Città green, tema chiave per i cittadini

In questo undici anni – sottolinea in una nota Edo Ronchi, Presidente della Fondazione per lo Sviluppo Sostenibile – abbiamo visto crescere in numero e qualità le imprese della green economy che hanno partecipato al premio. Quest’ anno abbiamo voluto estendere la platea dei potenziali partecipanti anche alle Amministrazioni locali in quanto la qualità ecologica delle città è sempre più un fattore decisivo per la vita dei cittadini”.

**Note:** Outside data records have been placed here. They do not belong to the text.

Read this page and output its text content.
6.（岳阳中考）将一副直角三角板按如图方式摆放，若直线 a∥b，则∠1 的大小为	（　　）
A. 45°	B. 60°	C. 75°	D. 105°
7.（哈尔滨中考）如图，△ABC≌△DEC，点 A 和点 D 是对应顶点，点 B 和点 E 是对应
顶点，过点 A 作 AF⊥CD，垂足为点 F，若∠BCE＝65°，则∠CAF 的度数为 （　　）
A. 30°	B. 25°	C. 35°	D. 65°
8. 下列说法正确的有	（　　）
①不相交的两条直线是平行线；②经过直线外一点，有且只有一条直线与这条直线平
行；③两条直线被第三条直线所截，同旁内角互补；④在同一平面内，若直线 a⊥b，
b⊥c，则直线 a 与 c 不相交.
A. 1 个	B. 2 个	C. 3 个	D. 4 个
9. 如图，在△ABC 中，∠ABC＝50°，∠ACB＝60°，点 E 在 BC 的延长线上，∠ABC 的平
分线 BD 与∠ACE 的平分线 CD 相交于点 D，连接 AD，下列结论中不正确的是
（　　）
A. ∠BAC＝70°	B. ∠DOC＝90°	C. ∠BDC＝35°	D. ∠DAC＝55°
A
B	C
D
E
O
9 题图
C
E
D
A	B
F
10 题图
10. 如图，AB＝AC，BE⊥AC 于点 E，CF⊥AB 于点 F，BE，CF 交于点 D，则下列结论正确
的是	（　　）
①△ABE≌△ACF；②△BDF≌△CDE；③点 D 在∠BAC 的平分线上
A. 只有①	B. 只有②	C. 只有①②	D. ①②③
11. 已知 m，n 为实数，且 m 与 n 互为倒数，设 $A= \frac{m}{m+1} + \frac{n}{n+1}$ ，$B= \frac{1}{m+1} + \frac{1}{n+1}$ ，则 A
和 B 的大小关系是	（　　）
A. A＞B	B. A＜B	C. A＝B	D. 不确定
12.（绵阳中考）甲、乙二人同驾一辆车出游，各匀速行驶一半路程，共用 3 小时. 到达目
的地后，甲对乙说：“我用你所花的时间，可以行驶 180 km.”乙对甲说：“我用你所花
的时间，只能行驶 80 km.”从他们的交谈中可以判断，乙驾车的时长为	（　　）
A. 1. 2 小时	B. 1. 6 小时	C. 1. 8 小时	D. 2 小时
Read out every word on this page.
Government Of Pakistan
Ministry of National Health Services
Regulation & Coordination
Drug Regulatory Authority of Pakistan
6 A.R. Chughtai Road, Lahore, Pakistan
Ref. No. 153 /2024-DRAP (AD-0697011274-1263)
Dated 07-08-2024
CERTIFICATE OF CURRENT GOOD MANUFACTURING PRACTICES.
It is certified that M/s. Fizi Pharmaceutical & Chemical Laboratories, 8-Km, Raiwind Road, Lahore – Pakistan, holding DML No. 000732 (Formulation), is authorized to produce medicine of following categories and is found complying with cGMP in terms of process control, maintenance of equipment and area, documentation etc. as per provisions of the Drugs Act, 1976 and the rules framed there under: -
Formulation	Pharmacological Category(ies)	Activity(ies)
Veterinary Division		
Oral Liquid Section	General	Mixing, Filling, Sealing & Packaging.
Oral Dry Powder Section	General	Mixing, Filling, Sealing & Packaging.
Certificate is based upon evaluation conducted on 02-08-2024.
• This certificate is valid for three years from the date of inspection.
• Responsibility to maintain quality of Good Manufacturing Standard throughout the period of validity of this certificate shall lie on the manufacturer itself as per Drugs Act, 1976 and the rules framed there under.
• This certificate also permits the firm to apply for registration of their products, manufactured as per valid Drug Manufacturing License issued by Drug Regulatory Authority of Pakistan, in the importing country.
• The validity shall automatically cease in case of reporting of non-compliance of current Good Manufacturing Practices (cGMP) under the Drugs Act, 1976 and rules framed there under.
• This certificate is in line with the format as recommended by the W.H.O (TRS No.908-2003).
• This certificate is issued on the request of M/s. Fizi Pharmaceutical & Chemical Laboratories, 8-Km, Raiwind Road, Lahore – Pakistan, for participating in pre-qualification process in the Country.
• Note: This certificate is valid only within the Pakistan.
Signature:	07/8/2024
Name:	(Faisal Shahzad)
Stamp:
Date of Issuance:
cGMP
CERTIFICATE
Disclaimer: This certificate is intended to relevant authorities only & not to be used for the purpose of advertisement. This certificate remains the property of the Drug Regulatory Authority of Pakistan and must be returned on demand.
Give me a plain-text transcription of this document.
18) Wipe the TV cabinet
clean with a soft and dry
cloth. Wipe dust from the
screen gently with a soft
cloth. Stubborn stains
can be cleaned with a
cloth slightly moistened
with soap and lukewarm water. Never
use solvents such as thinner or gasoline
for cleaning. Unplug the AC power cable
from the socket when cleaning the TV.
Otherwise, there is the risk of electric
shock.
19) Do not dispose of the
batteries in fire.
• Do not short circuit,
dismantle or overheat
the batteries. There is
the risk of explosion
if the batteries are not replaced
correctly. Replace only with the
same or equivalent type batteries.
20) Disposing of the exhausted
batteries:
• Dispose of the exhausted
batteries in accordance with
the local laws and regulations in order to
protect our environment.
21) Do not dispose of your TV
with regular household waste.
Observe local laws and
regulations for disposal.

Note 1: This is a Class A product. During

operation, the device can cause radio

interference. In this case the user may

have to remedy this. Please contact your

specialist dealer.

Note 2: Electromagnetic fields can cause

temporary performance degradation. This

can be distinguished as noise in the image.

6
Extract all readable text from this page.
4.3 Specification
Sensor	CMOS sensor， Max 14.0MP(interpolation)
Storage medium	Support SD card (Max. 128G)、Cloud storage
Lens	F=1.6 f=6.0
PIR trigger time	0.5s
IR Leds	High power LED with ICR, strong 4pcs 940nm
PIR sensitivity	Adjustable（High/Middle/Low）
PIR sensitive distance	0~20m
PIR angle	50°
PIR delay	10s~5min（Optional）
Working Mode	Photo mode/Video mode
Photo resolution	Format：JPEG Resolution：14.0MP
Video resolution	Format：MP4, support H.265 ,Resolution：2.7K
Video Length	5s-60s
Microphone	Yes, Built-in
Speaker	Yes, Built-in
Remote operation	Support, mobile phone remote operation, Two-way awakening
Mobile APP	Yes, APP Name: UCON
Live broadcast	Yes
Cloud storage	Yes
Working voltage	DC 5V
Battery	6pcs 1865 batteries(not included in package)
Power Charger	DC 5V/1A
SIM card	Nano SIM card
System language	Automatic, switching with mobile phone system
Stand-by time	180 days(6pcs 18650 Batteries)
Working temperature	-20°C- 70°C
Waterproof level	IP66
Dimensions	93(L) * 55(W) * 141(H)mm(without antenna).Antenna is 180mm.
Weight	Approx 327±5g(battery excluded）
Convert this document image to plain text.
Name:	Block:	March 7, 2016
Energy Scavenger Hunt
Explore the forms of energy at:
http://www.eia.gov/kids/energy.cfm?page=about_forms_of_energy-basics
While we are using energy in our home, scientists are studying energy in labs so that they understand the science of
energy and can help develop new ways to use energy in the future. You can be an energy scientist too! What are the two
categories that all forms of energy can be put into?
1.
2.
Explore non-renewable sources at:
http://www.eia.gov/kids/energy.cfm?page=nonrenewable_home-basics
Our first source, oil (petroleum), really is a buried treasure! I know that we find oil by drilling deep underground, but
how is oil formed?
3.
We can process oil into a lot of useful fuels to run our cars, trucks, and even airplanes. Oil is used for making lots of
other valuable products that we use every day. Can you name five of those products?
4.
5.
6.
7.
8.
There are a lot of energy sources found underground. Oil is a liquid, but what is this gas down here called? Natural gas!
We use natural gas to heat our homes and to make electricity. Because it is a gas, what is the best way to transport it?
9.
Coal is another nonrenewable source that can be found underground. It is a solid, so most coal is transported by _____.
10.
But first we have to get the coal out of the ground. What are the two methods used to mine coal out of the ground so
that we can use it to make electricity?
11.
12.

Le altre sezioni di concorso

Accanto a quella denominata “Green City” ci sono poi altre due sezioni di concorso. La prima è “Economia circolare”, organizzata in collaborazione con il Circular Economy Network  “ rivolta alle imprese che abbiano realizzato o avviato progetti innovativi negli ambiti di: simbiosi industriale; prolungamento dell’uso e la riparabilità dei prodotti; uso condiviso di beni e servizi; riduzione del consumo di materie prime; utilizzo di materie prime seconde; riduzione della produzione di scarti e di rifiuti; riciclo dei rifiuti; ecodesign; bioeconomia rigenerativa”. L’ultima è la sezione “Energie rinnovabili”, sempre per le imprese, a cui possono partecipare le aziende che “abbiano realizzato o avviato progetti innovativi negli ambiti di: produzione di elettricità, carburanti e calore da fonti rinnovabili; generazione distribuita; accumulo di energia da fonti rinnovabili; distribuzione e utilizzo locale di energia da fonti rinnovabili”.